Occupational asthma is asthma caused or worsened by exposure to sensitising agents in the workplace. It affects approximately 1 in 6 adults with new-onset asthma. The key historical feature is the work-symptom relationship: symptoms improve on rest days, weekends, and holidays, and worsen on returning to work, classically on Mondays or after returning from leave. High-risk occupations include baking (flour and enzyme dust), spray painting (isocyanates), hairdressing (persulfates), animal handling (dander and urine proteins), and healthcare (latex).
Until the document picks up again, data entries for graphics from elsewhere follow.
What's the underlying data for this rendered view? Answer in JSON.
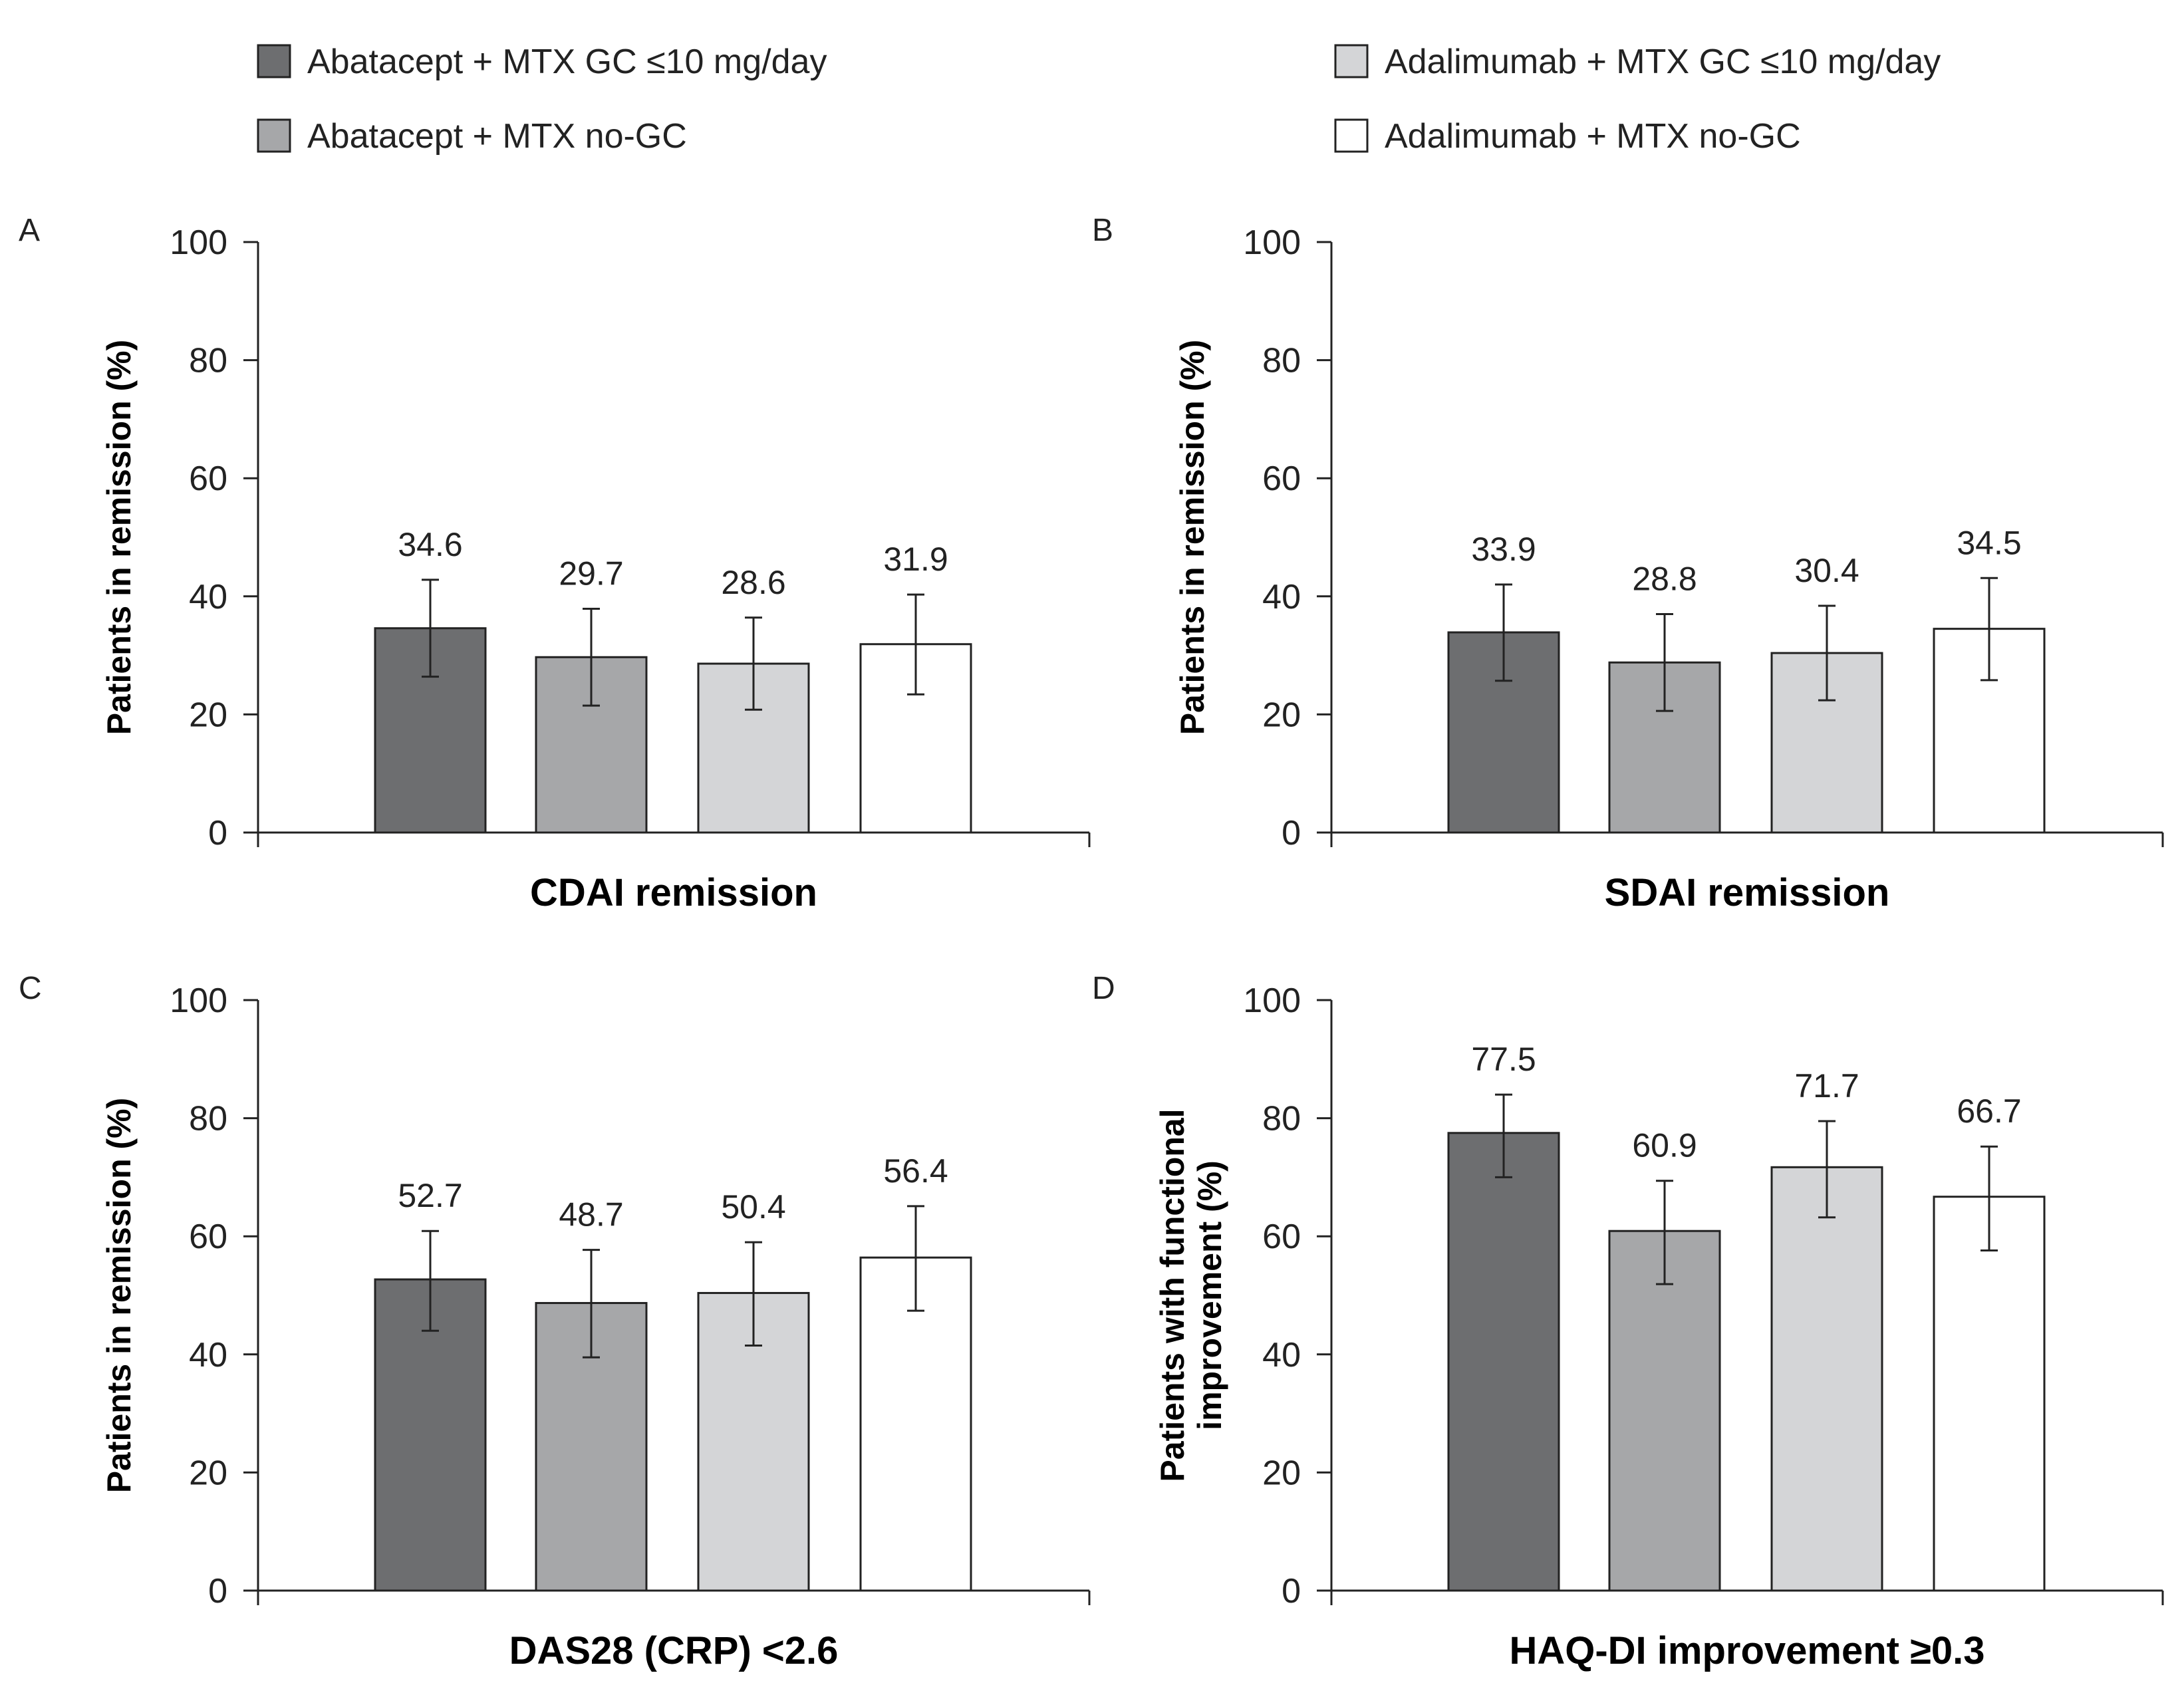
{
  "colors": {
    "abatacept_gc": "#6d6e70",
    "abatacept_nogc": "#a6a7a9",
    "adalimumab_gc": "#d4d5d7",
    "adalimumab_nogc": "#ffffff",
    "stroke": "#222222"
  },
  "chart_data": [
    {
      "type": "bar",
      "panel": "A",
      "xlabel": "CDAI remission",
      "ylabel": [
        "Patients in remission (%)"
      ],
      "ylim": [
        0,
        100
      ],
      "yticks": [
        0,
        20,
        40,
        60,
        80,
        100
      ],
      "legend": "top",
      "series": [
        {
          "name": "Abatacept + MTX GC ≤10 mg/day",
          "value": 34.6,
          "label": "34.6",
          "error": [
            26.4,
            42.8
          ]
        },
        {
          "name": "Abatacept + MTX no-GC",
          "value": 29.7,
          "label": "29.7",
          "error": [
            21.5,
            37.9
          ]
        },
        {
          "name": "Adalimumab + MTX GC ≤10 mg/day",
          "value": 28.6,
          "label": "28.6",
          "error": [
            20.8,
            36.4
          ]
        },
        {
          "name": "Adalimumab + MTX no-GC",
          "value": 31.9,
          "label": "31.9",
          "error": [
            23.4,
            40.3
          ]
        }
      ]
    },
    {
      "type": "bar",
      "panel": "B",
      "xlabel": "SDAI remission",
      "ylabel": [
        "Patients in remission (%)"
      ],
      "ylim": [
        0,
        100
      ],
      "yticks": [
        0,
        20,
        40,
        60,
        80,
        100
      ],
      "legend": "top",
      "series": [
        {
          "name": "Abatacept + MTX GC ≤10 mg/day",
          "value": 33.9,
          "label": "33.9",
          "error": [
            25.7,
            42.0
          ]
        },
        {
          "name": "Abatacept + MTX no-GC",
          "value": 28.8,
          "label": "28.8",
          "error": [
            20.6,
            37.0
          ]
        },
        {
          "name": "Adalimumab + MTX GC ≤10 mg/day",
          "value": 30.4,
          "label": "30.4",
          "error": [
            22.4,
            38.4
          ]
        },
        {
          "name": "Adalimumab + MTX no-GC",
          "value": 34.5,
          "label": "34.5",
          "error": [
            25.8,
            43.1
          ]
        }
      ]
    },
    {
      "type": "bar",
      "panel": "C",
      "xlabel": "DAS28 (CRP) <2.6",
      "ylabel": [
        "Patients in remission (%)"
      ],
      "ylim": [
        0,
        100
      ],
      "yticks": [
        0,
        20,
        40,
        60,
        80,
        100
      ],
      "legend": "top",
      "series": [
        {
          "name": "Abatacept + MTX GC ≤10 mg/day",
          "value": 52.7,
          "label": "52.7",
          "error": [
            44.0,
            60.9
          ]
        },
        {
          "name": "Abatacept + MTX no-GC",
          "value": 48.7,
          "label": "48.7",
          "error": [
            39.5,
            57.7
          ]
        },
        {
          "name": "Adalimumab + MTX GC ≤10 mg/day",
          "value": 50.4,
          "label": "50.4",
          "error": [
            41.5,
            59.0
          ]
        },
        {
          "name": "Adalimumab + MTX no-GC",
          "value": 56.4,
          "label": "56.4",
          "error": [
            47.4,
            65.1
          ]
        }
      ]
    },
    {
      "type": "bar",
      "panel": "D",
      "xlabel": "HAQ-DI improvement ≥0.3",
      "ylabel": [
        "Patients with functional",
        "improvement (%)"
      ],
      "ylim": [
        0,
        100
      ],
      "yticks": [
        0,
        20,
        40,
        60,
        80,
        100
      ],
      "legend": "top",
      "series": [
        {
          "name": "Abatacept + MTX GC ≤10 mg/day",
          "value": 77.5,
          "label": "77.5",
          "error": [
            70.0,
            84.0
          ]
        },
        {
          "name": "Abatacept + MTX no-GC",
          "value": 60.9,
          "label": "60.9",
          "error": [
            51.9,
            69.4
          ]
        },
        {
          "name": "Adalimumab + MTX GC ≤10 mg/day",
          "value": 71.7,
          "label": "71.7",
          "error": [
            63.2,
            79.5
          ]
        },
        {
          "name": "Adalimumab + MTX no-GC",
          "value": 66.7,
          "label": "66.7",
          "error": [
            57.6,
            75.2
          ]
        }
      ]
    }
  ],
  "legend": {
    "items": [
      {
        "key": "abatacept_gc",
        "label": "Abatacept + MTX GC ≤10 mg/day"
      },
      {
        "key": "abatacept_nogc",
        "label": "Abatacept + MTX no-GC"
      },
      {
        "key": "adalimumab_gc",
        "label": "Adalimumab + MTX GC ≤10 mg/day"
      },
      {
        "key": "adalimumab_nogc",
        "label": "Adalimumab + MTX no-GC"
      }
    ]
  }
}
Ask specifically: "Do your symptoms get better when you're not at work?" If the answer is yes, this diagnosis must be investigated with serial peak flow monitoring at work and at home, and referral to an occupational medicine or respiratory specialist.
"What would concern you about a patient's asthma history and prompt urgent review?"
Features that indicate a high-risk patient requiring urgent or same-day review include: a previous life-threatening attack requiring admission to ITU or mechanical ventilation; three or more courses of oral steroids in the past year; hospital admission for asthma in the past year; brittle asthma (type 1: persistently chaotic peak flow despite maximal treatment; type 2: sudden severe attacks on a background of apparently well-controlled disease); use of SABA reliever on a daily basis; inability to perceive the severity of their own breathlessness (a known risk factor for fatal attacks); and co-existing psychosocial factors including depression, non-adherence, or chaotic lifestyle. Any of these features warrants urgent specialist referral and an asthma action plan.
"How do you differentiate asthma from COPD on history alone?"
Asthma and COPD can overlap, but key historical features distinguish them. Asthma typically presents before age 40 (though late-onset asthma exists), has a variable and episodic pattern, is associated with atopy (hay fever, eczema, food allergy), and shows diurnal variation with symptoms worse at night and early morning. It is often triggered by identifiable factors and shows significant improvement or full reversibility with bronchodilators. COPD presents insidiously in patients usually over 40 with a significant smoking history (typically over 20 pack-years), causes persistent and progressive breathlessness, and shows only partial reversibility with bronchodilators. Wheeze in asthma is episodic and variable; in COPD it is more constant. A non-smoker with atopy and nocturnal wheeze that disappears between episodes almost certainly has asthma.